Sukrismini: Passionate batik-making teacher

The Jakarta Post ,  Jakarta   |  Thu, 05/10/2007 7:32 AM  |  Life

T. Sima Gunawan, Contributor, Jakarta

Every weekend, when most people are having fun with friends and family, Sukrismini is busy working.

Sunday is her busiest day as more people come to her workplace at the Textile Museum on Jl. KS Tubun in Petamburan, West Jakarta, where she teaches the art of making batik using wax and dye.

Last Sunday (May 6), about 10 people including a 5-year-old Indian girl, a middle-aged woman and a young man, learned how to make batik on pieces of cloth or on T-shirts. They sat together in the pavilion at the back of the museum's main gallery, carefully applying the wax.

The batik course, along with courses of fabric painting, T-shirt painting, beading and painting using shredded cloth, is offered by the museum in a bid to attract more visitors.

The museum, with Dutch architecture, has a collection of batik cloths and traditional fabric and outfits from various parts of the country. The entrance fee is Rp 2,000 (about 23 U.S. cents) for adults, Rp 1,000 for students and Rp 600 for children. But, like other museums in the country, it has few visitors as people prefer to go to the zoo or to sprawling shopping malls in the capital.

""The current condition is actually not bad. Groups of students or tourists often come here to look around and learn how to make batik,"" said Kris, as the 45-year-old woman is affectionately called.

She said many expatriate students, particularly Japanese and South Koreans, came to the museum.

""One of the Japanese students has opened a batik course in her home country,"" she added proudly.

Batik is known to be more than a millennium old, probably originating in ancient Egypt or Sumeria, according to Wikipedia, the free online encyclopedia. In Indonesia, batik dates back to the 18th century and is found in different parts of the country, particularly Java cities like Surakarta, Yogyakarta, Cirebon and Pekalongan.

Expertise in making traditional batik is usually passed from generation to generation. In the case of Kris, however, she learned it at a Craft High School in Yogyakarta. She used to make her own batik and sell it to buyers in Surakarta, about 60 kilometers away.

After finishing high school, she wanted to continue her studies at the Teachers' Training Institute (IKIP) but it turned out that it did not have a batik department. However, she did end up teaching batik at the institute for a year. She taught batik for another year at the Institute of the Arts before moving to Jakarta in 1984, where she was offered a job as a cashier at a department store in Melawai, South Jakarta.

In 1987, Kris started to work at the museum, initially twice a week. She demonstrated the art of making batik on the porch of the main building in an effort to attract visitors.

""When it rained, sometimes I got wet. But I had to do it in order to draw people's attention,"" she said.

The efforts were fruitful and some visitors began showing an interest in making their batik. That was when the museum asked her to work full time.

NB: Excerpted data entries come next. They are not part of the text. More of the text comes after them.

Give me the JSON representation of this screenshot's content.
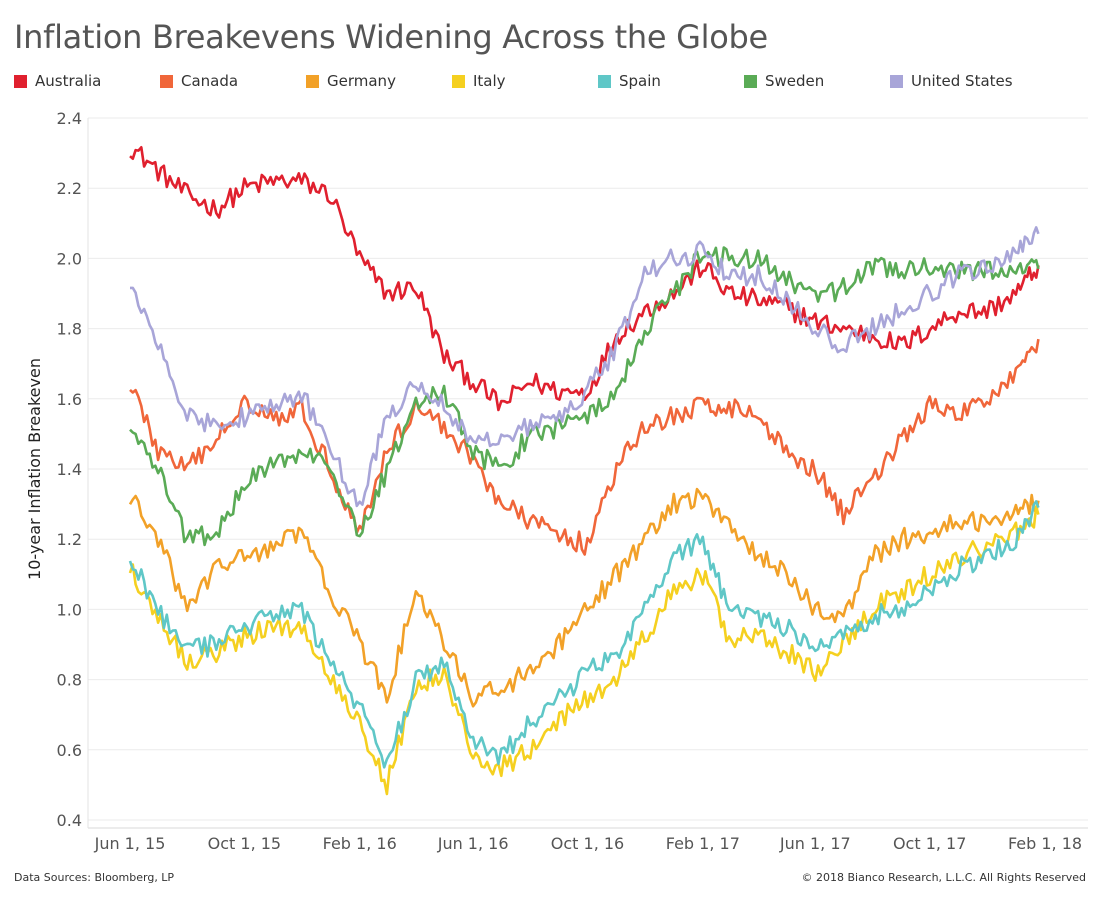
{
  "footer": {
    "source": "Data Sources: Bloomberg, LP",
    "copyright": "© 2018 Bianco Research, L.L.C. All Rights Reserved"
  },
  "chart_data": {
    "type": "line",
    "title": "Inflation Breakevens Widening Across the Globe",
    "ylabel": "10-year Inflation Breakeven",
    "xlabel": "",
    "ylim": [
      0.4,
      2.4
    ],
    "yticks": [
      "0.4",
      "0.6",
      "0.8",
      "1.0",
      "1.2",
      "1.4",
      "1.6",
      "1.8",
      "2.0",
      "2.2",
      "2.4"
    ],
    "xticks": [
      "Jun 1, 15",
      "Oct 1, 15",
      "Feb 1, 16",
      "Jun 1, 16",
      "Oct 1, 16",
      "Feb 1, 17",
      "Jun 1, 17",
      "Oct 1, 17",
      "Feb 1, 18"
    ],
    "grid": true,
    "legend_position": "top",
    "x": [
      "2015-06-01",
      "2015-07-01",
      "2015-08-01",
      "2015-09-01",
      "2015-10-01",
      "2015-11-01",
      "2015-12-01",
      "2016-01-01",
      "2016-02-01",
      "2016-03-01",
      "2016-04-01",
      "2016-05-01",
      "2016-06-01",
      "2016-07-01",
      "2016-08-01",
      "2016-09-01",
      "2016-10-01",
      "2016-11-01",
      "2016-12-01",
      "2017-01-01",
      "2017-02-01",
      "2017-03-01",
      "2017-04-01",
      "2017-05-01",
      "2017-06-01",
      "2017-07-01",
      "2017-08-01",
      "2017-09-01",
      "2017-10-01",
      "2017-11-01",
      "2017-12-01",
      "2018-01-01",
      "2018-01-25"
    ],
    "series": [
      {
        "name": "Australia",
        "color": "#e0202e",
        "values": [
          2.32,
          2.25,
          2.18,
          2.14,
          2.2,
          2.22,
          2.22,
          2.18,
          2.0,
          1.9,
          1.92,
          1.72,
          1.65,
          1.58,
          1.65,
          1.62,
          1.62,
          1.78,
          1.85,
          1.9,
          1.98,
          1.9,
          1.88,
          1.86,
          1.82,
          1.8,
          1.78,
          1.75,
          1.8,
          1.85,
          1.85,
          1.9,
          1.98
        ]
      },
      {
        "name": "Canada",
        "color": "#f0663a",
        "values": [
          1.65,
          1.45,
          1.4,
          1.48,
          1.6,
          1.55,
          1.57,
          1.4,
          1.22,
          1.45,
          1.58,
          1.52,
          1.43,
          1.3,
          1.25,
          1.22,
          1.18,
          1.4,
          1.52,
          1.55,
          1.58,
          1.58,
          1.55,
          1.45,
          1.4,
          1.27,
          1.38,
          1.48,
          1.58,
          1.55,
          1.6,
          1.68,
          1.77
        ]
      },
      {
        "name": "Germany",
        "color": "#f2a128",
        "values": [
          1.32,
          1.2,
          1.0,
          1.12,
          1.15,
          1.18,
          1.22,
          1.05,
          0.9,
          0.75,
          1.05,
          0.9,
          0.75,
          0.78,
          0.82,
          0.9,
          1.0,
          1.1,
          1.2,
          1.3,
          1.32,
          1.25,
          1.15,
          1.1,
          1.0,
          0.98,
          1.15,
          1.2,
          1.22,
          1.25,
          1.25,
          1.28,
          1.31
        ]
      },
      {
        "name": "Italy",
        "color": "#f5d020",
        "values": [
          1.12,
          0.98,
          0.85,
          0.88,
          0.92,
          0.95,
          0.95,
          0.8,
          0.68,
          0.5,
          0.78,
          0.82,
          0.58,
          0.55,
          0.6,
          0.68,
          0.75,
          0.8,
          0.92,
          1.05,
          1.1,
          0.92,
          0.92,
          0.88,
          0.82,
          0.9,
          1.0,
          1.05,
          1.1,
          1.15,
          1.18,
          1.22,
          1.27
        ]
      },
      {
        "name": "Spain",
        "color": "#5fc7c7",
        "values": [
          1.15,
          1.0,
          0.88,
          0.9,
          0.95,
          0.98,
          1.0,
          0.85,
          0.72,
          0.55,
          0.8,
          0.85,
          0.62,
          0.58,
          0.68,
          0.75,
          0.82,
          0.88,
          1.0,
          1.15,
          1.2,
          1.0,
          0.98,
          0.95,
          0.88,
          0.92,
          0.98,
          1.0,
          1.05,
          1.12,
          1.15,
          1.2,
          1.29
        ]
      },
      {
        "name": "Sweden",
        "color": "#5aab56",
        "values": [
          1.52,
          1.4,
          1.2,
          1.22,
          1.35,
          1.42,
          1.45,
          1.4,
          1.2,
          1.4,
          1.6,
          1.62,
          1.45,
          1.4,
          1.5,
          1.52,
          1.55,
          1.62,
          1.8,
          1.9,
          2.02,
          2.0,
          2.0,
          1.95,
          1.88,
          1.92,
          1.98,
          1.96,
          1.98,
          1.97,
          1.96,
          1.97,
          1.97
        ]
      },
      {
        "name": "United States",
        "color": "#a8a5d8",
        "values": [
          1.92,
          1.75,
          1.55,
          1.52,
          1.55,
          1.58,
          1.62,
          1.45,
          1.3,
          1.55,
          1.65,
          1.58,
          1.48,
          1.5,
          1.52,
          1.55,
          1.62,
          1.75,
          1.95,
          2.0,
          2.02,
          1.95,
          1.95,
          1.88,
          1.8,
          1.75,
          1.8,
          1.85,
          1.9,
          1.95,
          1.98,
          2.02,
          2.07
        ]
      }
    ]
  }
}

""At first my boss (at the department store) did not let me go, saying, `What's the point in working at a museum that does not have many visitors'. But that's the challenge. I was asked to work there for that reason,"" Kris said.

She enjoys teaching batik and she has small pictures of some of her students, mostly women, including First Lady Kristiani Yudhoyono and former president Megawati Soekarnoputri, attached to the wall behind her modest counter.

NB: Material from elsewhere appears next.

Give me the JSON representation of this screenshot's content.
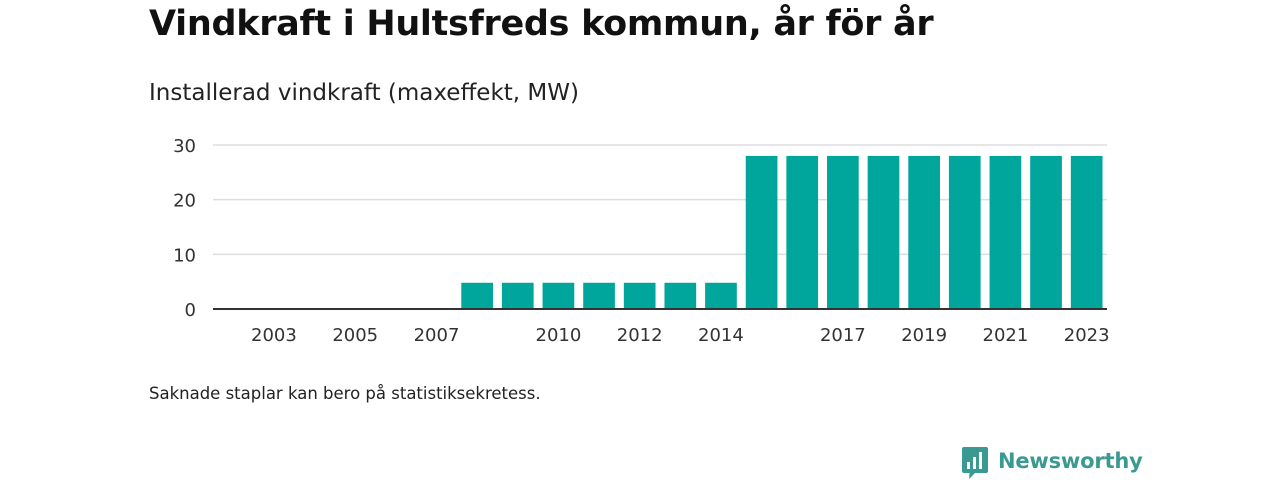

Kris also offers batik courses to individuals and groups. She said some employees of a foreign bank in Jakarta learn batik making after office hours as they wait for the end of the three-in-one period -- a policy requiring motorists who want to drive on the city's main thoroughfares during rush hours to have at least three people in a car.

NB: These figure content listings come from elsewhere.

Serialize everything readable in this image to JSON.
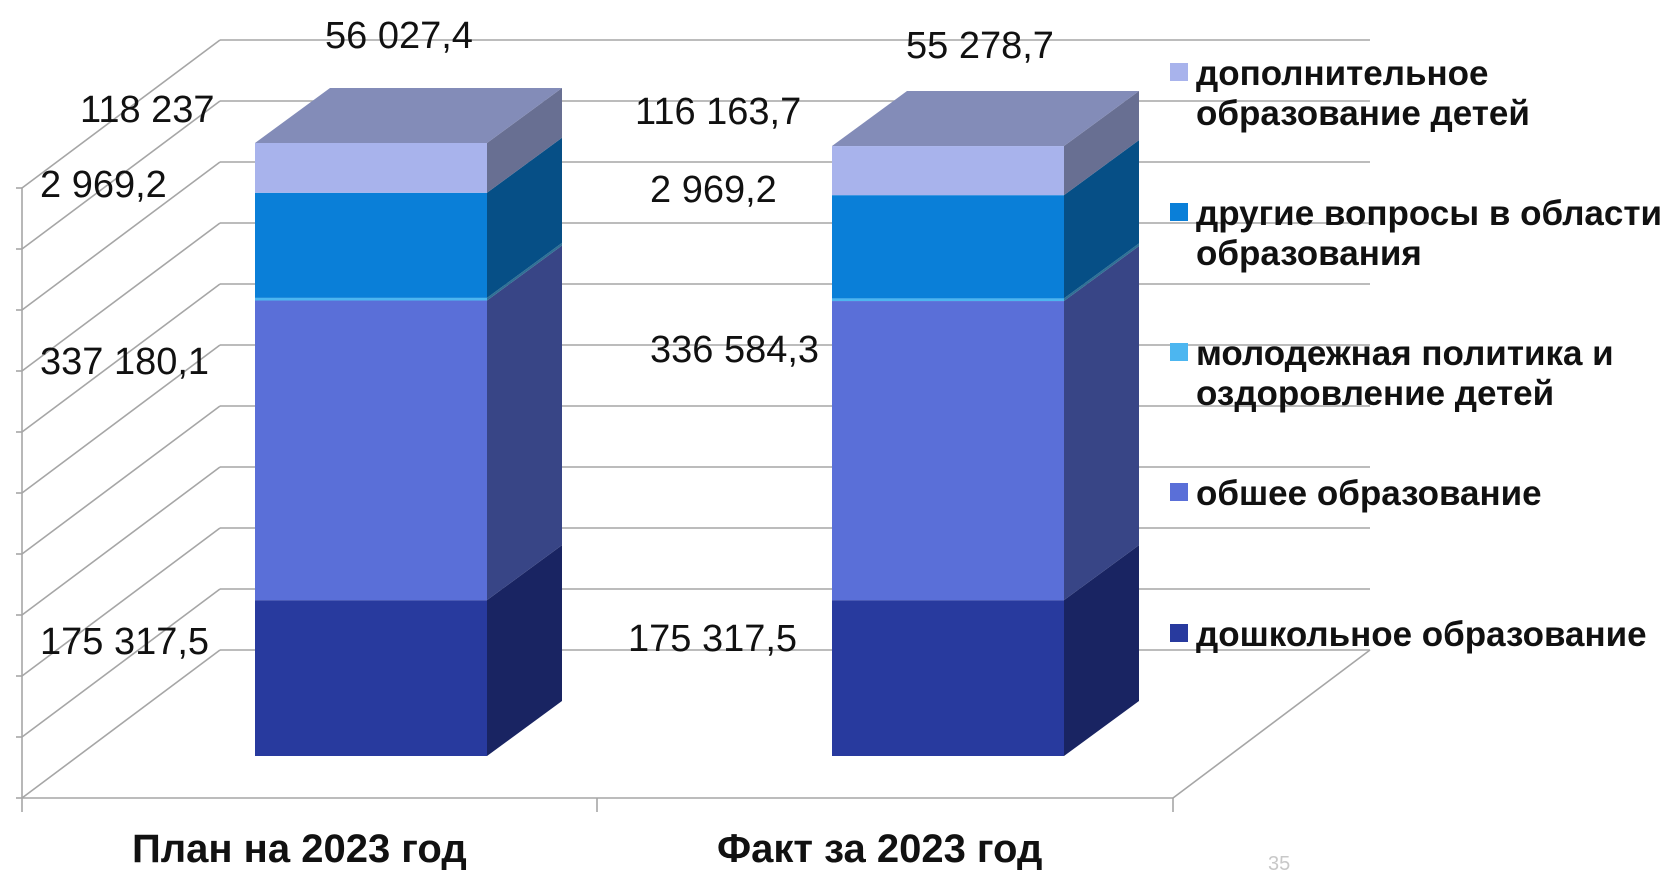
{
  "chart_data": {
    "type": "bar",
    "stacked": true,
    "three_d": true,
    "categories": [
      "План на 2023 год",
      "Факт за 2023 год"
    ],
    "series": [
      {
        "name": "дошкольное образование",
        "values": [
          175317.5,
          175317.5
        ],
        "labels": [
          "175 317,5",
          "175 317,5"
        ],
        "color": "#283a9e"
      },
      {
        "name": "обшее образование",
        "values": [
          337180.1,
          336584.3
        ],
        "labels": [
          "337 180,1",
          "336 584,3"
        ],
        "color": "#5a6fd8"
      },
      {
        "name": "молодежная политика и оздоровление детей",
        "values": [
          2969.2,
          2969.2
        ],
        "labels": [
          "2 969,2",
          "2 969,2"
        ],
        "color": "#4cb6f0"
      },
      {
        "name": "другие вопросы в области образования",
        "values": [
          118237,
          116163.7
        ],
        "labels": [
          "118 237",
          "116 163,7"
        ],
        "color": "#0a7fd8"
      },
      {
        "name": "дополнительное образование детей",
        "values": [
          56027.4,
          55278.7
        ],
        "labels": [
          "56 027,4",
          "55 278,7"
        ],
        "color": "#a8b3ec"
      }
    ],
    "legend_position": "right",
    "grid": true,
    "page_number": "35"
  }
}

""After working the whole day, they are still enthusiastic about taking the course for an hour and a half. It's amazing,"" she said.

As a batik artist, she has demonstrated her skills and exhibited her works in several foreign countries, including China, Vietnam, Malaysia and the Netherlands. She brought all of the materials to make the batik from Indonesia, except the kerosene to fuel the stove. Whenever possible, like other traditional batik artists, she use a kerosene stove to melt the wax.

""I could do it in China and Vietnam as kerosene was available in the market. But in the Netherlands, I used a gas stove,"" she said.

Kris says she is pleased that more people, both foreigners and locals, are showing more appreciation for batik. This, she says, indicates that her hard work is not in vain.

The Textile Museum, where one weekend last month was dripping in one of the rooms in the spacious main gallery -- probably from the poor air-conditioning system, is managed by the Jakarta Culture and Museums Agency.

She said her salary is not much, but she does not complain because her husband runs his own business and is doing well. And for her, the satisfaction in teaching and making batik is more important than money.

However, 20 years into her batik course, Kris still harbors one humble dream ... to become a civil servant.

""Every year I renew my application, asking the government to appoint me as a civil servant. Every year they tell me that they will give me a call. But what I get is empty promises,"" said Kris.